Cracking the Cube

Solving Rubik's Cube gets one move quicker

Daniel Kunkle can solve a Rubik’s Cube in 26 moves. Or at least his computer can.

To solve a Rubik’s Cube, rotate the “facelets” so that each side of the cube is all one color. Courtesy of Matthew Fisher

Kunkle, a computer scientist at Northeastern University in Boston, has proved that 26 moves are enough to solve any Rubik’s Cube, no matter how scrambled. That’s one move below the previous record. In the process of cracking the cube, he developed algorithms that can be useful for problems as disparate as scheduling air flights and determining how proteins will fold.

Rubik’s Cube has approximately 43 quintillion possible configurations. Even a supercomputer can’t search through every possible configuration to find the quickest way to unscramble a given starting arrangement in a reasonable amount of time. So Kunkle and his advisor Gene Cooperman developed some clever mathematical and computational strategies to make the puzzle more manageable.

Kunkle and Cooperman started by applying various mathematical tricks. If each side of the cube is one color, the puzzle is solved regardless of which color is on which side. By considering configurations to be equivalent if they differ only in having two colors interchanged, the computer scientists managed to reduce the number of truly distinct configurations to just over a quintillion.
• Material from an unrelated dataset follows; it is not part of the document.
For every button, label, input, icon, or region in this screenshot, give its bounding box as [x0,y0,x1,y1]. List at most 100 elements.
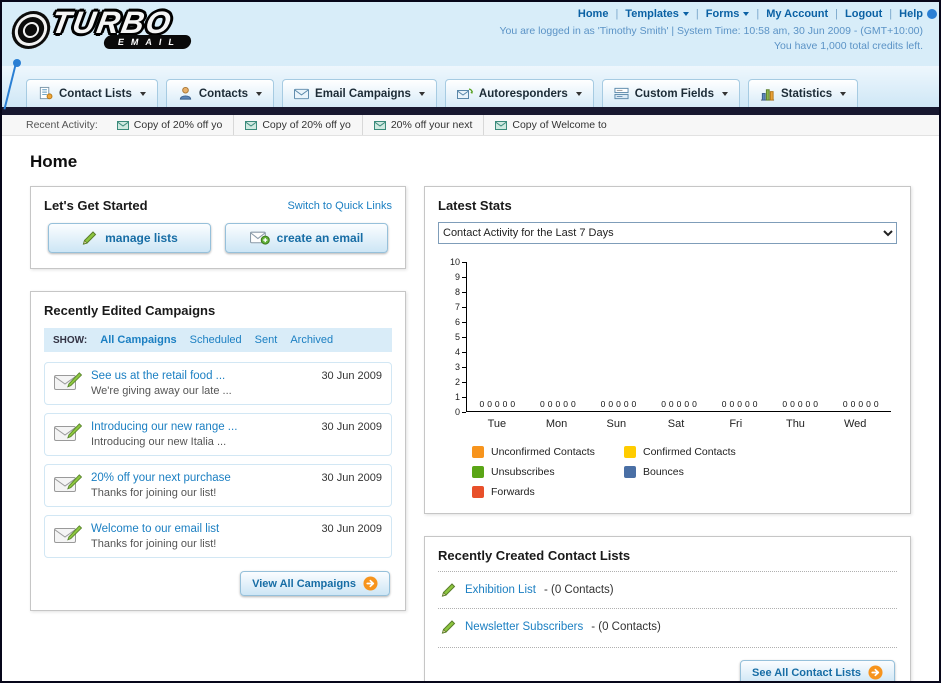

Next, they looked at a simpler problem: they considered only configurations that could be solved by twisting facelets through half-turns only, with no quarter-turns. Only about 15,000 of the quintillion configurations can be solved in this way. A standard PC can find the shortest way to unscramble each of this relatively small number of configurations in less than a day, simply by searching through all possible moves. The team found that any puzzle in one of those special configurations could be solved in 13 moves or fewer.

Then they figured out how many steps are required to turn any random configuration into one of the 15,000 special configurations. To do this, they first classified the configurations into sets, each containing configurations that can be transformed among themselves using only half-turns. These sets were constructed in such a way that a series of moves that gets from one member of any set to one of the special configurations will also turn any other member of the set into a special configuration. They ended up with 1.4 trillion of these sets, so they now had only 1.4 trillion problems to solve—far fewer than the original 43 quintillion, but still a formidable number.

Now they put a supercomputer on the job and applied clever computational strategies to speed up the search. Because it takes computers a very long time to search for information stored on a hard drive, Kunkle and Cooperman developed ways to store the information in precisely the order the computer would later need it. That way, the computer could read the information off the drive without searching for it.

“These kinds of techniques can be applied to any combinatorial problem that you want to solve,” Kunkle says. He points to checkers, chess, scheduling of air flights, and protein folding as examples. A somewhat similar set of computational techniques was recently used to find the best strategies for playing checkers (SN: 7/21/07, p. 36).

After 63 hours of calculation, the supercomputer found that it took no more than 16 steps to turn any random configuration into a special configuration that can be solved using only half-turns. And since those special puzzles can be solved in no more than 13 steps, this approach showed that 29 steps were enough to solve any Rubik’s Cube.

But this answer wasn’t good enough to set a new record. Last year, Silviu Radu of the Lund Institute of Technology in Sweden showed that any Rubik’s Cube can be solved in no more than 27 steps. Kunkle and Cooperman realized that to set a new record, they would need to eliminate three steps.

Their existing method had established that all but about 80 million sets of configurations could be solved in 26 steps or fewer. By searching through all possible moves starting from those relatively few configurations, they succeeded in finding a solution for each one that took 26 steps or fewer.

They presented their result July 29 at the International Symposium on Symbolic and Algebraic Computation in Waterloo, Ontario.

Kunkle and Cooperman now hope to knock the maximum number of steps down to 25. They think they can use their brute-force search method on all of the configurations that require 26 steps to find a quicker way to solve them.

Even if they manage this feat, however, it will probably leave room for improvement. Most researchers believe that just 20 steps are enough to solve any Rubik’s Cube, but no one has proved it yet.